I’ve gotten by because, for the projects that were ultimately successful, I had such a strong sense of the vision I was moving toward that I just put my nose down and worked until I reached it. But that is no longer enough for me accomplish the things I need to accomplish. That approach doesn’t allow me to create a replicable process for my team to follow. Therefore, I have begun investing in these skills and looking toward the outcomes I’d like to create that I have yet to realize. Intimidating as it is, I have embraced learning how to do stuff that I’m not good at. However, in order to move forward, I was recently faced with the classic conundrum: How do I learn when I’m so clueless that I don’t know where to start?
It’s always nice when you can throw money at a solution in the form of a person or app to save the day. I considered that possibility, but I wasn’t clear enough on what I wanted to make a hire. And when it came to project management apps, I was just totally lost. I couldn’t even visualize how the projects would fit with these tools. I watched tutorials and played with templates and felt my brain switching off. The gap between what was being presented and what I understood was just too wide.

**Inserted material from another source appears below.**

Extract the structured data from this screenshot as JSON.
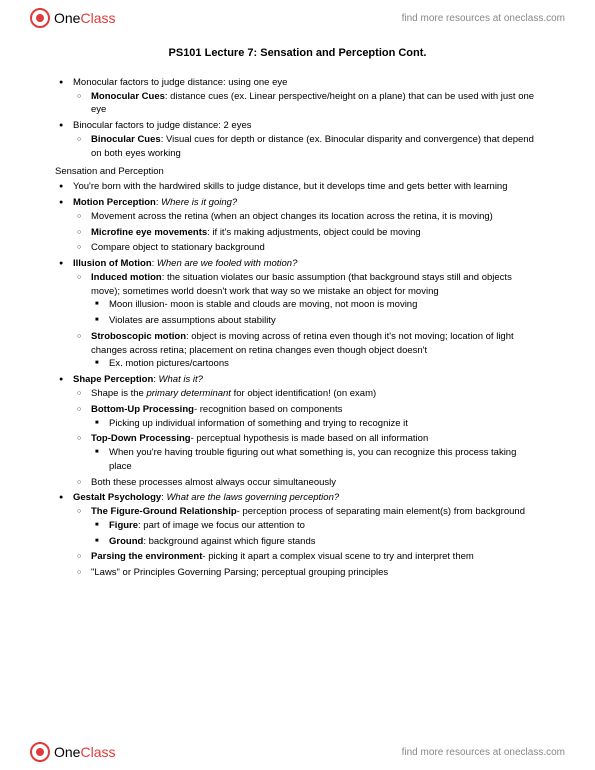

So I gave up on trying to understand the whole system. I decided to start with what I know and build upon that. In the midst of a familiar process, I got an idea for something I wanted to do that was too big to do right then. It would take more than one step. It was — a project! And then I had another idea like that. So I put both of these on a list. My projects list.
With a list of projects, I realized that I could decide to work on one project at a time without forgetting about the others. And then, considering just one project, I could probably figure out something to do to move it forward. So I did.
And that’s when I realized that, in doing the first task, I could figure out the second. And I could even see the third on the horizon — and with the first three or four tasks determined, maybe I could create a sort of rudimentary pattern to overlay against the madness of my life. I could decide what I wanted the timeline to be, and I could adjust as I went along. I could make guesses as to how long things would take, and proceed accordingly! I could even figure out when the project would be complete. I could commit to a delivery date, and as a result of my choices, I could make it happen.
This may sound very silly or obvious, but it made all the difference for me. It got me out of my stuckness and into action. Suddenly, projects that had been languishing for years were moving forward or even nearing completion. I knew what to do now.
Even better, as the obvious clearly evident tasks are checked off, I’m able to see the shapes and dimensions of tasks and projects that were too far into the mist to define before. With step ten done, step twenty five is emerging — and step one of another, heretofore nebulous and uncertain project is now ready to go. There’s nothing scary around the corners. And I’m becoming more confident that whatever I still can’t see right now will come into view at some point.
Best of all, as I’m able to think a step or two ahead, I can then ask for and receive help from others. That means our progress is accelerating.
What will I do after I complete all these projects that I’ve been stuck on for years? Well, I guess I’ll have to come up with new ones. I’m not worried about running out of stuff to do. But I’m thrilled that things are getting done faster and more easily — plus, I’m having more fun.
I could say that I should have known how to do all this stuff before. I could bemoan all the wasted time and wheel-spinning I’ve done. But I try to have compassion for myself, just as I do for my students when they wonder where they’ve been and why they didn’t see what they now see. It’s all part of the process. Sometimes, you don’t see the next step until you step forward. The important thing is to keep stepping forward. That’s how we progress. That’s how we grow. And that’s how we make things happen.